Ich fühle mich in einer Routine wohler, als einfach nur in den Tag hineinzuleben. Wo früher die Arbeit einen gewissen Rhythmus vorgegeben hat, muss ich mir jetzt selbst eine Beschäftigung suchen, einen gewissen Sinn, der mich durch den Tag führt. Ich suche das Gefühl, etwas geleistet zu haben. Dabei merke ich aber auch, wie sehr ich von diesem Gefühl des organisierten Alltags getrieben bin. Wenn ich mein Pensum nicht schaffe, nagt das direkt an mir. Die Lockerheit der Kolumbianer hätte ich gerne mal. Hier werden Absprachen eher Vorschläge als Festlegungen. Hier scheint es niemanden zu stören, wenn man zu spät oder gar nicht kommt.

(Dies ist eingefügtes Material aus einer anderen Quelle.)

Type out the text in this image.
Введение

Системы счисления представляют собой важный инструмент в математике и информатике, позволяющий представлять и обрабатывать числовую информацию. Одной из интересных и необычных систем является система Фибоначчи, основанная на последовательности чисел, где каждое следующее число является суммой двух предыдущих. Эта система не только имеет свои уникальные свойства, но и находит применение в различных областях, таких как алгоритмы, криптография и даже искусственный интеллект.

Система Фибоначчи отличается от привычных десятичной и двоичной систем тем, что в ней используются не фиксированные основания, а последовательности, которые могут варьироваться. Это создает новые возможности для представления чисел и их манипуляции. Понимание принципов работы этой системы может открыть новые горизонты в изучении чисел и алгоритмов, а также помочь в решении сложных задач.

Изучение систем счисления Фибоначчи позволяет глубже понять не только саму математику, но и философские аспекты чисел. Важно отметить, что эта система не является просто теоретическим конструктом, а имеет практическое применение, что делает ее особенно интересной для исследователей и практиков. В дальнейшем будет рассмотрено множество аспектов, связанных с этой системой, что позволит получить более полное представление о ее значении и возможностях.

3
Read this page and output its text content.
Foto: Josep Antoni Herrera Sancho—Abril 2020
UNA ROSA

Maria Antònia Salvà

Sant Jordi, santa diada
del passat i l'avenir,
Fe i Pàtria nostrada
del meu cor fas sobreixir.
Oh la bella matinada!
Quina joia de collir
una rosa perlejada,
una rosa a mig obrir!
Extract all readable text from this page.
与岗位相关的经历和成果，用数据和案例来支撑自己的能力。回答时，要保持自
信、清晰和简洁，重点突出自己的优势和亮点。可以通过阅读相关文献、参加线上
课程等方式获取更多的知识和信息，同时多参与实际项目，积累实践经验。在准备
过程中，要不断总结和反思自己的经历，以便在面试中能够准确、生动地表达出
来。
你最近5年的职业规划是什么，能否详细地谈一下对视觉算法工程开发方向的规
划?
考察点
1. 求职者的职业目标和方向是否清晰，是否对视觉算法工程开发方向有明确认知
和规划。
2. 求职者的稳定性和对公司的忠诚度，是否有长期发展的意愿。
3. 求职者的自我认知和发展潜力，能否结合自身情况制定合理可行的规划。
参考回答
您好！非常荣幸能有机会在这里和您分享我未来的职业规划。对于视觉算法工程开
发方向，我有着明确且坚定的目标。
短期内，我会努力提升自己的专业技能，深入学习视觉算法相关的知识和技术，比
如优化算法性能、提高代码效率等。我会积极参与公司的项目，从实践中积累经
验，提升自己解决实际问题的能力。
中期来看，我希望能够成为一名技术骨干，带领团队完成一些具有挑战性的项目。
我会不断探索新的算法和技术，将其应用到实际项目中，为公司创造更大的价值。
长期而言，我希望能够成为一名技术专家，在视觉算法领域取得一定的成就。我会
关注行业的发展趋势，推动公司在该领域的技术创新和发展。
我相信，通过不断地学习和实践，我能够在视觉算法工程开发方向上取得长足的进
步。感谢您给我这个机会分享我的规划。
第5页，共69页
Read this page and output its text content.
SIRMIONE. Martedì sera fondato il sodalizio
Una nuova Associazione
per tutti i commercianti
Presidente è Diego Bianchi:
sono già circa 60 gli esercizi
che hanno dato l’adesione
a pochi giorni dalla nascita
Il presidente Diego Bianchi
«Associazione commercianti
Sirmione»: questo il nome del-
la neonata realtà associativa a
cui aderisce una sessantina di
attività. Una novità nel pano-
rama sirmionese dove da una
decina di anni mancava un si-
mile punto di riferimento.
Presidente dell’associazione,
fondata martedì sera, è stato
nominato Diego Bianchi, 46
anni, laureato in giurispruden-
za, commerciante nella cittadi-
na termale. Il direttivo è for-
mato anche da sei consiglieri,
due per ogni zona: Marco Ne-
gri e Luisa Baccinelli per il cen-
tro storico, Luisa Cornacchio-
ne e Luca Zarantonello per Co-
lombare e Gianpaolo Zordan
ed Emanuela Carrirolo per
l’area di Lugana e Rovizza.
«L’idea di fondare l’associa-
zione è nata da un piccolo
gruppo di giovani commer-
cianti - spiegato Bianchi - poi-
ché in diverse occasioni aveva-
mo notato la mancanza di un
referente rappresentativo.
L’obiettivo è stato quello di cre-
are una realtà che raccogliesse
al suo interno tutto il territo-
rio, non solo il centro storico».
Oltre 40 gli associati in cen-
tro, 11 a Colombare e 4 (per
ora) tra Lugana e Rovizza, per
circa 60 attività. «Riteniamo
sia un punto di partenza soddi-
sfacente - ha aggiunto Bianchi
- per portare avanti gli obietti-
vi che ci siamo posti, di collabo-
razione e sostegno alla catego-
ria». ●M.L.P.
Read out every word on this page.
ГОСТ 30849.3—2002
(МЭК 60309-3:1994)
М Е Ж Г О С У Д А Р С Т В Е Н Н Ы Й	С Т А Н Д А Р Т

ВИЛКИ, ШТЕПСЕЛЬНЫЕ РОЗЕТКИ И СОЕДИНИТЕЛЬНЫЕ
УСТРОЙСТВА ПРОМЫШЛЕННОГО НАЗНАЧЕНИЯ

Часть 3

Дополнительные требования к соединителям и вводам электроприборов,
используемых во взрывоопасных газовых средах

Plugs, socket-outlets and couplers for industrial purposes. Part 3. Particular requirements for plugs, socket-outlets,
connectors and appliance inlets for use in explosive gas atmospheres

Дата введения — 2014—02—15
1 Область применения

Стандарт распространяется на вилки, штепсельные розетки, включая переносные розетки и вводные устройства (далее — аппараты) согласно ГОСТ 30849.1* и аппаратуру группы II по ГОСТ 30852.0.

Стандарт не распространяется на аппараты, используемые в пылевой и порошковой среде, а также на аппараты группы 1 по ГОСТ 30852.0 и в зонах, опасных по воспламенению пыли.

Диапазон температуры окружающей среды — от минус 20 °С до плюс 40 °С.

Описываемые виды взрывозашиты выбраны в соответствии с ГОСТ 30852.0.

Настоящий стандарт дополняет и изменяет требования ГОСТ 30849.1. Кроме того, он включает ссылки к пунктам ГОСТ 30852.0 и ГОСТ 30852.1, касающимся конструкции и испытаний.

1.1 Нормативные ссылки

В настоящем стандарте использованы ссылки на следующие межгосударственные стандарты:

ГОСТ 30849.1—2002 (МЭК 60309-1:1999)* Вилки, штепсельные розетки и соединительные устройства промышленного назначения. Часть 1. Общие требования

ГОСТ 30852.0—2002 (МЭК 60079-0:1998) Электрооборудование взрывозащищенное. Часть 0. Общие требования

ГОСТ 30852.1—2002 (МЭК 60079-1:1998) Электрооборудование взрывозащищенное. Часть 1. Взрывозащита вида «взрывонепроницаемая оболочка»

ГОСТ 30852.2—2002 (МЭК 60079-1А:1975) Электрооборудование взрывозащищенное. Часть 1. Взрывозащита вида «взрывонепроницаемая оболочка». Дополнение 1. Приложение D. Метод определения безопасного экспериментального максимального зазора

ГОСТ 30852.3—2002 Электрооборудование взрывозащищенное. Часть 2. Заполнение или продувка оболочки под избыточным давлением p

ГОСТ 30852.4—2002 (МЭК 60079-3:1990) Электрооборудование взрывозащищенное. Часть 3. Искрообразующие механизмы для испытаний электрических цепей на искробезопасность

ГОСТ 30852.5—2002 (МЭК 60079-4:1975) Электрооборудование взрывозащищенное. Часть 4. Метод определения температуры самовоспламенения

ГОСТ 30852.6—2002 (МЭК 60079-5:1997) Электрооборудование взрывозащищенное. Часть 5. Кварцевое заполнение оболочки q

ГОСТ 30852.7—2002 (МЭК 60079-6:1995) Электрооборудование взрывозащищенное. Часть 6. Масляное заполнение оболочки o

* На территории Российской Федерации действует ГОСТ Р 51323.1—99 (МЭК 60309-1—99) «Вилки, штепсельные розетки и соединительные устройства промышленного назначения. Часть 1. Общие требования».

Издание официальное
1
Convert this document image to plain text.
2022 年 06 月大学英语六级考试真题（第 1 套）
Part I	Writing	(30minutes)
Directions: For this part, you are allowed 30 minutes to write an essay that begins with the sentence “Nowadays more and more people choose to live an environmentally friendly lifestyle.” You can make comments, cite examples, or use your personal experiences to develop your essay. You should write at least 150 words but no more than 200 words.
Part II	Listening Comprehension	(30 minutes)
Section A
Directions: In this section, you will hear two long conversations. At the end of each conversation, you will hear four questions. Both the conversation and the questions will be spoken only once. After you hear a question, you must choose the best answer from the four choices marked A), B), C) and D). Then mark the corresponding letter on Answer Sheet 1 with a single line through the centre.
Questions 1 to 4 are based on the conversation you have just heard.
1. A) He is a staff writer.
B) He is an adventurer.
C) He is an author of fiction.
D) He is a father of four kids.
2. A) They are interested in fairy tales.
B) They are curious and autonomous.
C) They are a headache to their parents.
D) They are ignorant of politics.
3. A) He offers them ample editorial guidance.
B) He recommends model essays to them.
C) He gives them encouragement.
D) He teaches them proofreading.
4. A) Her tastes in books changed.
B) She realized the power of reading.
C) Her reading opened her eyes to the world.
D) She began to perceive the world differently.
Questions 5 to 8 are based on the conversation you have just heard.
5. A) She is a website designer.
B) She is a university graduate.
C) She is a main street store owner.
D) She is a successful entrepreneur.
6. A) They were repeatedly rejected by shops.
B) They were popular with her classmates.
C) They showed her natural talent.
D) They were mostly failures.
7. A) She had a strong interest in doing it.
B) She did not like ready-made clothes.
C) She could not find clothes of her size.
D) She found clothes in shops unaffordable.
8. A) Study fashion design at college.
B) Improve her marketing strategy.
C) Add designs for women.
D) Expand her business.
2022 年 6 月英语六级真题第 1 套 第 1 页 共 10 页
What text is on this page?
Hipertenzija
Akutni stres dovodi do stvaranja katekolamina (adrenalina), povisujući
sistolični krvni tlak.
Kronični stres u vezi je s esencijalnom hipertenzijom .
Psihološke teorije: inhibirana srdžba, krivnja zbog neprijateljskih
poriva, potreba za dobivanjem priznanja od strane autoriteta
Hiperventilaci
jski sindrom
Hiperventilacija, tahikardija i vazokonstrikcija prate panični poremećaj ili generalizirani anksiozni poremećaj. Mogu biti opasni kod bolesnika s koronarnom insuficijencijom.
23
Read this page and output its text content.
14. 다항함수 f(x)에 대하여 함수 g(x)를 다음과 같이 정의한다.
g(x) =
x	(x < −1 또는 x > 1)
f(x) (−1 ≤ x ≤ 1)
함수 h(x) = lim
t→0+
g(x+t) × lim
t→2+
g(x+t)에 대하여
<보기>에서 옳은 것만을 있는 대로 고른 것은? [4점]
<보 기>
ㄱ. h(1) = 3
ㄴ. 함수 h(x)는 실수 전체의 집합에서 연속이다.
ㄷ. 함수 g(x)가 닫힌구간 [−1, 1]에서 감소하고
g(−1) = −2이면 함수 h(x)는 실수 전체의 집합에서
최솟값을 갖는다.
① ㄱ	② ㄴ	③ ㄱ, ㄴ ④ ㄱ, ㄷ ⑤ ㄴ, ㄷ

Alles geschieht im Fluss des Augenblicks. Wenn man irgendwo hingeht, wird man sicher von dem einen oder anderen Freund auf ein Schwätzchen angehalten. Freunde hat man hier schnell viele und somit auch Stopps auf dem Weg.
Ich habe mir ein paar Dinge vorgenommen, die ich in meine Routine einbaue. Wöchentlich überlege ich, ob mir die Routine so noch Spaß macht und nehme kleine Anpassungen vor. Mein Morgen beginnt jeden Tag gegen 6.30 Uhr mit einer 15-minütigen Meditation. Ich möchte den Tag bewusst beginnen und erleben. Dann mache ich mir eine schöne große Tasse Tee mit einem Schuss Honig. Damit schreibe ich etwa eine Stunde. Mein Ziel ist es, täglich mindestens tausend Wörter zu Papier zu bringen. Zurzeit schreibe ich hauptsächlich an einem Buch, ansonsten für den Blog und für mich selbst. Wenn ich an einem Tag keinen anderen Sport treibe, mache ich entweder eine Flexibilitätsroutine oder Yoga. Ich wechsle zwischen beidem mit dem Ziel, den Schweizer Handstand frei zu machen. Ich merke schon, wie viel stabiler und aufrechter ich im Handstand bin. Aber wenn ich mir ein Video von meiner Yogastunde ansehe, merke ich, dass noch viel Luft nach oben ist.
Pläne, Helfen oder Wandern
Meine Reise führt mich in den Norden, in eine kleine Stadt namens Minca, unweit der Stadt Santa Marta an der Karibikküste. Wenn möglich, möchte ich dort auf einer Permakultur-Farm in den Bergen mithelfen. Noch habe ich keine Antwort. Sollte es nicht klappen, würde ich mich zu Fuß auf den Weg in die Berge machen. Mein Zelt habe ich schon lange nicht mehr aufgestellt und die Wanderschuhe schimmeln schon.